Although La Chilindrina shows empathy and kindness on numerous occasions, she also proves to be the cleverest among the children, often taking advantage of the other kids' vulnerabilities and childlike innocence to either gain something or evade responsibility for a mischief. Her manipulation sometimes extends to adults, although her deceiving skills are frequently noticed by those she tries to trick. La Chilindrina's callous behaviours include bullying other children, including Patty, Ñoño, La Popis, Godínez, and, most especially, Quico and El Chavo himself. In the case of her relationship with El Chavo, La Chilindrina shows intense but unreciprocal love feelings, sometimes displaying signs of infatuation as well as jealousy and narcissistic revenge as a consequence; for example, when El Chavo shows attraction for Patty and she is not able to regain his attention.

== Costumes ==
La Chilindrina's costumes varied greatly throughout the programme, both in El Chavo as an independent show as well as in the period of the show as a sketch of Chespirito. Her initial appearance in 1972 was an all-white costume, including a white dress, white shoes and white socks. Before leaving El Chavo for two years, the character used a stripped beige dress and also wore black shoes. Upon her return in 1975, La Chilindrina wore a lime green dress with a pocket on its side that had round black spots on it.

For a brief period between 1976 and 1977, La Chilindrina wore a green sweater crossed over her back, changing its colour to red in early 1977 and returning to white shoes. From 1980 onwards, the character's dress collar and pockets are yellow. The freckles for which she is known are bigger than usual in some episodes.

== Other appearances ==
Aside from the live-action El Chavo del Ocho, La Chilindrina was featured in McDonald's printed comics of the show. She was not included in the animated series El Chavo Animado because of copyright disputes between Gómez Bolaños and de las Nieves over the rights of the character of La Chilindrina.

In 1994, two years after the end of El Chavo del Ocho, the character debuted in cinema, featuring as the main character in the comedy adventure production La Chilindrina en apuros, where de las Nieves also portrays her great-grandmother Doña Nieves. The film received generally negative reviews from critics. That same year and ending in January 1995, the character had her own TV series on Televisa titled Aquí está la Chilindrina, consisting of one single season of 17 episodes. The series' plot follows La Chilindrina after she is left at an orphanage by Doña Nieves due to the elderly lady not being able to take care of her anymore. De las Nieves' co-star in Aquí está la Chilindrina was actor Luis Bayardo, who portrays Father Filemón Luna, a Catholic priest in charge of the orphanage.
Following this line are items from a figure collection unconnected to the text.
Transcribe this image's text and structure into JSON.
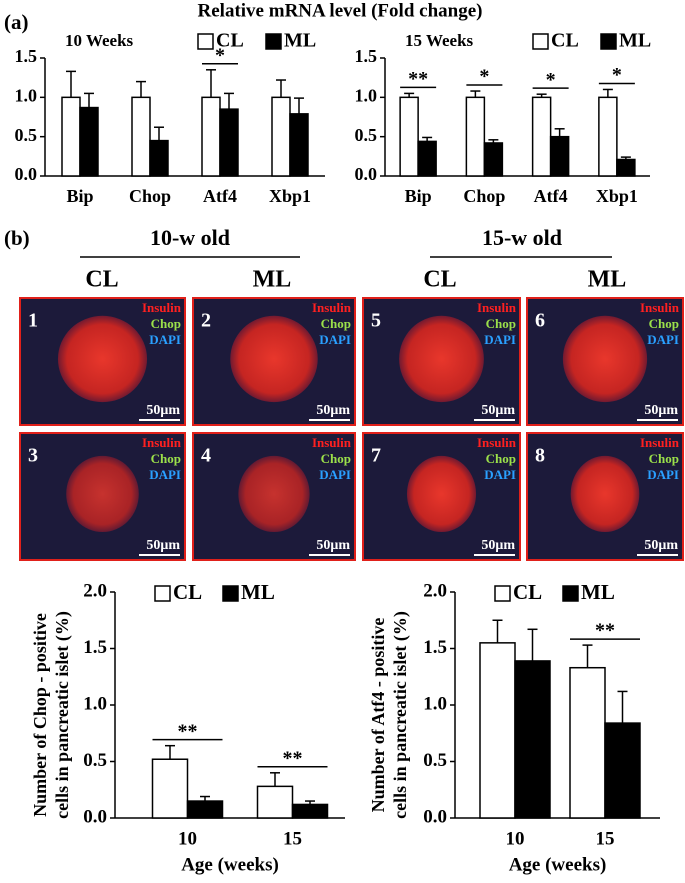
{
  "figure": {
    "title": "Relative mRNA level (Fold change)",
    "panel_a": "(a)",
    "panel_b": "(b)",
    "groups": [
      {
        "label": "10-w old",
        "columns": [
          "CL",
          "ML"
        ]
      },
      {
        "label": "15-w old",
        "columns": [
          "CL",
          "ML"
        ]
      }
    ],
    "images": [
      {
        "number": "1",
        "stains": [
          "Insulin",
          "Chop",
          "DAPI"
        ],
        "scale": "50μm"
      },
      {
        "number": "2",
        "stains": [
          "Insulin",
          "Chop",
          "DAPI"
        ],
        "scale": "50μm"
      },
      {
        "number": "5",
        "stains": [
          "Insulin",
          "Chop",
          "DAPI"
        ],
        "scale": "50μm"
      },
      {
        "number": "6",
        "stains": [
          "Insulin",
          "Chop",
          "DAPI"
        ],
        "scale": "50μm"
      },
      {
        "number": "3",
        "stains": [
          "Insulin",
          "Chop",
          "DAPI"
        ],
        "scale": "50μm"
      },
      {
        "number": "4",
        "stains": [
          "Insulin",
          "Chop",
          "DAPI"
        ],
        "scale": "50μm"
      },
      {
        "number": "7",
        "stains": [
          "Insulin",
          "Chop",
          "DAPI"
        ],
        "scale": "50μm"
      },
      {
        "number": "8",
        "stains": [
          "Insulin",
          "Chop",
          "DAPI"
        ],
        "scale": "50μm"
      }
    ]
  },
  "chart_data": [
    {
      "type": "bar",
      "title": "10 Weeks",
      "categories": [
        "Bip",
        "Chop",
        "Atf4",
        "Xbp1"
      ],
      "series": [
        {
          "name": "CL",
          "color": "#ffffff",
          "values": [
            1.0,
            1.0,
            1.0,
            1.0
          ],
          "errors": [
            0.33,
            0.2,
            0.35,
            0.22
          ]
        },
        {
          "name": "ML",
          "color": "#000000",
          "values": [
            0.87,
            0.45,
            0.85,
            0.79
          ],
          "errors": [
            0.18,
            0.17,
            0.2,
            0.2
          ]
        }
      ],
      "ylim": [
        0,
        1.5
      ],
      "yticks": [
        {
          "value": 0,
          "label": "0.0"
        },
        {
          "value": 0.5,
          "label": "0.5"
        },
        {
          "value": 1,
          "label": "1.0"
        },
        {
          "value": 1.5,
          "label": "1.5"
        }
      ],
      "annotations": [
        {
          "text": "*",
          "category": "Atf4"
        }
      ]
    },
    {
      "type": "bar",
      "title": "15 Weeks",
      "categories": [
        "Bip",
        "Chop",
        "Atf4",
        "Xbp1"
      ],
      "series": [
        {
          "name": "CL",
          "color": "#ffffff",
          "values": [
            1.0,
            1.0,
            1.0,
            1.0
          ],
          "errors": [
            0.05,
            0.08,
            0.04,
            0.1
          ]
        },
        {
          "name": "ML",
          "color": "#000000",
          "values": [
            0.44,
            0.42,
            0.5,
            0.21
          ],
          "errors": [
            0.05,
            0.04,
            0.1,
            0.03
          ]
        }
      ],
      "ylim": [
        0,
        1.5
      ],
      "yticks": [
        {
          "value": 0,
          "label": "0.0"
        },
        {
          "value": 0.5,
          "label": "0.5"
        },
        {
          "value": 1,
          "label": "1.0"
        },
        {
          "value": 1.5,
          "label": "1.5"
        }
      ],
      "annotations": [
        {
          "text": "**",
          "category": "Bip"
        },
        {
          "text": "*",
          "category": "Chop"
        },
        {
          "text": "*",
          "category": "Atf4"
        },
        {
          "text": "*",
          "category": "Xbp1"
        }
      ]
    },
    {
      "type": "bar",
      "categories": [
        "10",
        "15"
      ],
      "xlabel": "Age (weeks)",
      "ylabel": [
        "Number of Chop - positive",
        "cells in pancreatic islet (%)"
      ],
      "series": [
        {
          "name": "CL",
          "color": "#ffffff",
          "values": [
            0.52,
            0.28
          ],
          "errors": [
            0.12,
            0.12
          ]
        },
        {
          "name": "ML",
          "color": "#000000",
          "values": [
            0.15,
            0.12
          ],
          "errors": [
            0.04,
            0.03
          ]
        }
      ],
      "ylim": [
        0,
        2
      ],
      "yticks": [
        {
          "value": 0,
          "label": "0.0"
        },
        {
          "value": 0.5,
          "label": "0.5"
        },
        {
          "value": 1,
          "label": "1.0"
        },
        {
          "value": 1.5,
          "label": "1.5"
        },
        {
          "value": 2,
          "label": "2.0"
        }
      ],
      "annotations": [
        {
          "text": "**",
          "category": "10"
        },
        {
          "text": "**",
          "category": "15"
        }
      ]
    },
    {
      "type": "bar",
      "categories": [
        "10",
        "15"
      ],
      "xlabel": "Age (weeks)",
      "ylabel": [
        "Number of Atf4 - positive",
        "cells in pancreatic islet (%)"
      ],
      "series": [
        {
          "name": "CL",
          "color": "#ffffff",
          "values": [
            1.55,
            1.33
          ],
          "errors": [
            0.2,
            0.2
          ]
        },
        {
          "name": "ML",
          "color": "#000000",
          "values": [
            1.39,
            0.84
          ],
          "errors": [
            0.28,
            0.28
          ]
        }
      ],
      "ylim": [
        0,
        2
      ],
      "yticks": [
        {
          "value": 0,
          "label": "0.0"
        },
        {
          "value": 0.5,
          "label": "0.5"
        },
        {
          "value": 1,
          "label": "1.0"
        },
        {
          "value": 1.5,
          "label": "1.5"
        },
        {
          "value": 2,
          "label": "2.0"
        }
      ],
      "annotations": [
        {
          "text": "**",
          "category": "15"
        }
      ]
    }
  ]
}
After the death of Ramón Valdés in 1988, de las Nieves wrote an emotional song about Don Ramón, highlighting how much she (La Chilindrina) was going to miss him. After Valdés's death, La Chilindrina lived either alone or with her great-grandmother in apartment 14 of the vecindad.

In November 2021, the Guinness World Records inducted de las Nieves in their edition for being the actress "portraying the same role for the longest period of time (1971–2020)."

La Chilindrina was portrayed by actress Paola Montes de Oca in the HBO Max series Chespirito: Not Really on Purpose.

== Character's rights dispute ==
In 2001, Gómez Bolaños and Televisa filed a lawsuit against de las Nieves for continuing to play the character of La Chilindrina, with Gómez Bolaños claiming rights to the character and creation. However, after a 12-year legal battle, de las Nieves won full rights to La Chilindrina because Gómez Bolaños' brother, Horacio Gómez Bolaños, had not renewed his brother's right to La Chilindrina nor any other character of El Chavo before they expired.